Real-Time Clock

Versal Adaptive SoC Technical Reference Manual (AM011)

Document ID
AM011
Release Date
2023-10-05
Revision
1.6 English

The real-time clock (RTC) resides in the PMC and maintains an accurate time base for system and application software. It includes calibration circuitry to offset temperature and voltage fluctuations in applications requiring greater accuracy. The RTC also provides alarm setting and periodic interrupt features. The real-time clock provides continuous operation powered by the PMC auxiliary supply (VCCAUX_PMC) or the battery supply (VCC_BATT). When the auxiliary supply is available, the RTC uses it to keep the counters active. The RTC automatically switches to the battery power supply when the auxiliary supply is not available.

The RTC generates two system interrupt signals to the generic interrupt controller (GIC), the GIC proxy, and the programmable logic (PL) once every second and when an alarm event occurs. The periodic second tick interrupt can be used by all system processors. The alarm control must be managed at a system level with the processors.

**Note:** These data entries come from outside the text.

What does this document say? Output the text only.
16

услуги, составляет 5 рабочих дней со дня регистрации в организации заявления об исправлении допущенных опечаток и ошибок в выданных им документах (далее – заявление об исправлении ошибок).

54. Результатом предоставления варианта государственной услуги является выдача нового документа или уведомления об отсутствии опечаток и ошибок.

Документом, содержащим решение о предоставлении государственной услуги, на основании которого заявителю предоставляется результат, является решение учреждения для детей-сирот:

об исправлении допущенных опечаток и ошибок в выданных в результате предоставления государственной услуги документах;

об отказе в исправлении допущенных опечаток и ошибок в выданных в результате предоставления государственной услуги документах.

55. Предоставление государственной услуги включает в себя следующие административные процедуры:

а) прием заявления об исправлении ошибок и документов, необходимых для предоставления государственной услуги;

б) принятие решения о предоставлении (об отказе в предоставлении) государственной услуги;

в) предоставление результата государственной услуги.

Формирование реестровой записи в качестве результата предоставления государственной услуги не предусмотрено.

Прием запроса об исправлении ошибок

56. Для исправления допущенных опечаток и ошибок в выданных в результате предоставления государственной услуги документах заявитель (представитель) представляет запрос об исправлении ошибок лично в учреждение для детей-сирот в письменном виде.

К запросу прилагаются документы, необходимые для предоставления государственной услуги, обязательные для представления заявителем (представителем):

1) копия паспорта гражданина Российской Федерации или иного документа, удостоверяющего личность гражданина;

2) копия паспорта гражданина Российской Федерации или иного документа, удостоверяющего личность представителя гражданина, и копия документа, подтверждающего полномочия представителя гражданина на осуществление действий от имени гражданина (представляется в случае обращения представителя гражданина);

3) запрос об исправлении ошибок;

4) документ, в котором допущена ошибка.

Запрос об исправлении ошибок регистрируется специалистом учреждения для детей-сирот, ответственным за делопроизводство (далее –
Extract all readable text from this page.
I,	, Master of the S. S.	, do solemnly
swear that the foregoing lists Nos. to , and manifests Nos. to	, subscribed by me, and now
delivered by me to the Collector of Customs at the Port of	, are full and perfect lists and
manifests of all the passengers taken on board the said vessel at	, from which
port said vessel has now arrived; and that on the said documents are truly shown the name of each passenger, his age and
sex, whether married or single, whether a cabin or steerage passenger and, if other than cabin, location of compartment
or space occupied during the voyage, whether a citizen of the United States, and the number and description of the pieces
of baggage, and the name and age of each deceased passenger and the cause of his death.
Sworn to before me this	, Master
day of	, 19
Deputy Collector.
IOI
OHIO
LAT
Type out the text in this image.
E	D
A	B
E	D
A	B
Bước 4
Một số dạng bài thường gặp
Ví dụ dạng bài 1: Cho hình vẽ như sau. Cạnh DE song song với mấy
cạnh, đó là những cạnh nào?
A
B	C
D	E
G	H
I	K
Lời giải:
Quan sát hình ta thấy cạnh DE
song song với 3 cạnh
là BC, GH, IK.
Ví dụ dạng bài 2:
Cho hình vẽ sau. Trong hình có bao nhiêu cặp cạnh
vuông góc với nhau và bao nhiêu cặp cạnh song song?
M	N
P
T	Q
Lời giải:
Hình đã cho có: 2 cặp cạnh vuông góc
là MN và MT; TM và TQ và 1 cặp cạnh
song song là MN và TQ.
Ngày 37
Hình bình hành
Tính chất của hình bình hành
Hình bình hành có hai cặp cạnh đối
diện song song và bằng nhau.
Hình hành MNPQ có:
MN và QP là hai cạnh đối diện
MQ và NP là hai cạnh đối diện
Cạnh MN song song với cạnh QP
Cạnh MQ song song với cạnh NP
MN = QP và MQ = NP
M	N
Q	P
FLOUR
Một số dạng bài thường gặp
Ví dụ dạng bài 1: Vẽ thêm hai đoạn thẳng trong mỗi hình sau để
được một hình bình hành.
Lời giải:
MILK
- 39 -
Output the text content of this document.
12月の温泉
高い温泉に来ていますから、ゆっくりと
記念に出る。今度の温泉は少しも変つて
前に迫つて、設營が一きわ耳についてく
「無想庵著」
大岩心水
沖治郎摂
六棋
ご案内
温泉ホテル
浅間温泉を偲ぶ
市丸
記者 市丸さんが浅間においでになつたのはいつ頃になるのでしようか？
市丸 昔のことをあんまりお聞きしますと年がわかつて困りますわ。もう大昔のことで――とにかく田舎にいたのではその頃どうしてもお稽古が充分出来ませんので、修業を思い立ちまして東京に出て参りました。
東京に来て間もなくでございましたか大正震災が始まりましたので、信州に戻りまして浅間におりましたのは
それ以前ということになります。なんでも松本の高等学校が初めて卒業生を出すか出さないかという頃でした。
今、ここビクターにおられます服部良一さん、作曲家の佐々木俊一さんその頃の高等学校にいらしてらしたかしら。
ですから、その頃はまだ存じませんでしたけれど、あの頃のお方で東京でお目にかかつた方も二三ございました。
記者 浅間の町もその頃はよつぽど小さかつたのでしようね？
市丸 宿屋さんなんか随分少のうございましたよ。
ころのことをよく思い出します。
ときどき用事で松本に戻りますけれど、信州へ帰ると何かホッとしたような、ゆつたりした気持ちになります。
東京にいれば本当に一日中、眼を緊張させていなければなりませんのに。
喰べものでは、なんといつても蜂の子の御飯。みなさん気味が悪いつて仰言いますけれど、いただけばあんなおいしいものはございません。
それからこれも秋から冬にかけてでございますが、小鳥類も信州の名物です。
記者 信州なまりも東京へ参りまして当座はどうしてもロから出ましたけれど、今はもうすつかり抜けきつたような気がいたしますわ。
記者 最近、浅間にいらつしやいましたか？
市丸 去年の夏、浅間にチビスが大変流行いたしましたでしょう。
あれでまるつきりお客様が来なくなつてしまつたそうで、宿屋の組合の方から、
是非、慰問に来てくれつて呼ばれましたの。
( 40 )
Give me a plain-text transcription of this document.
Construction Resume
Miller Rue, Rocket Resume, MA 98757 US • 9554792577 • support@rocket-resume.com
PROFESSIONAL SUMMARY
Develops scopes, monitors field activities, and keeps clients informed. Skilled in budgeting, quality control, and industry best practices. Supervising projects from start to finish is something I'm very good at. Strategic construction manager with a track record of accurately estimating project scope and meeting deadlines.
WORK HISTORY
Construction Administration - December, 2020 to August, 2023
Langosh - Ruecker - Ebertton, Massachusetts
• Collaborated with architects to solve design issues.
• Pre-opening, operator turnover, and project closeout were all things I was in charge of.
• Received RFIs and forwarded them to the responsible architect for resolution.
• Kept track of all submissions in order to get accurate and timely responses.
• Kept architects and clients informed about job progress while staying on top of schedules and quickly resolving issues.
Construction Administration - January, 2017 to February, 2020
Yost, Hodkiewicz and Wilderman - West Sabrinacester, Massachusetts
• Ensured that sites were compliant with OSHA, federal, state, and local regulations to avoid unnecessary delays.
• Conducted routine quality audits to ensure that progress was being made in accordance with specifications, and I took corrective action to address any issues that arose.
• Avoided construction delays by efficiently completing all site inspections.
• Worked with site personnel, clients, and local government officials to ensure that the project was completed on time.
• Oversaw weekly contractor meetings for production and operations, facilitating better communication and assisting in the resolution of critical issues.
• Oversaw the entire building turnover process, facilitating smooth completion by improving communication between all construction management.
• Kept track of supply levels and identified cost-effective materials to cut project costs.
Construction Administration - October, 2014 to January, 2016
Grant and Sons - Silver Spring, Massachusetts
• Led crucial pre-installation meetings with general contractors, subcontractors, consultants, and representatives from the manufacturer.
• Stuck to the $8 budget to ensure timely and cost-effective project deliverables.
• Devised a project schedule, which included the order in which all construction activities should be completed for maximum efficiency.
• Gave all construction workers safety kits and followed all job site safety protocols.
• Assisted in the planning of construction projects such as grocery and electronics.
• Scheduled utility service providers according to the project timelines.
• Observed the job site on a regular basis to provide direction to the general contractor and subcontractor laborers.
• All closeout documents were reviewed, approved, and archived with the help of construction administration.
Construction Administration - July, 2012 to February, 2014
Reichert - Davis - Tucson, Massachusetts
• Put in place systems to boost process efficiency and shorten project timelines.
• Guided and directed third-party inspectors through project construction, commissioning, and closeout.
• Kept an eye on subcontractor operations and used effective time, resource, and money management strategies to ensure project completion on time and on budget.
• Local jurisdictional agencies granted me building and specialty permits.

As shown in the following figure, the RTC subsystem has three main modules: counter module, control register module, and oscillator module. The RTC counters module is powered by the battery power domain and includes three counters, calibration circuitry, and logic used to retain the programmed time. The RTC control register module is implemented in the PMC power domain and incorporates all of the registers associated with the RTC controller. The oscillator module is supplied by the battery power domain and provides the RTC clock.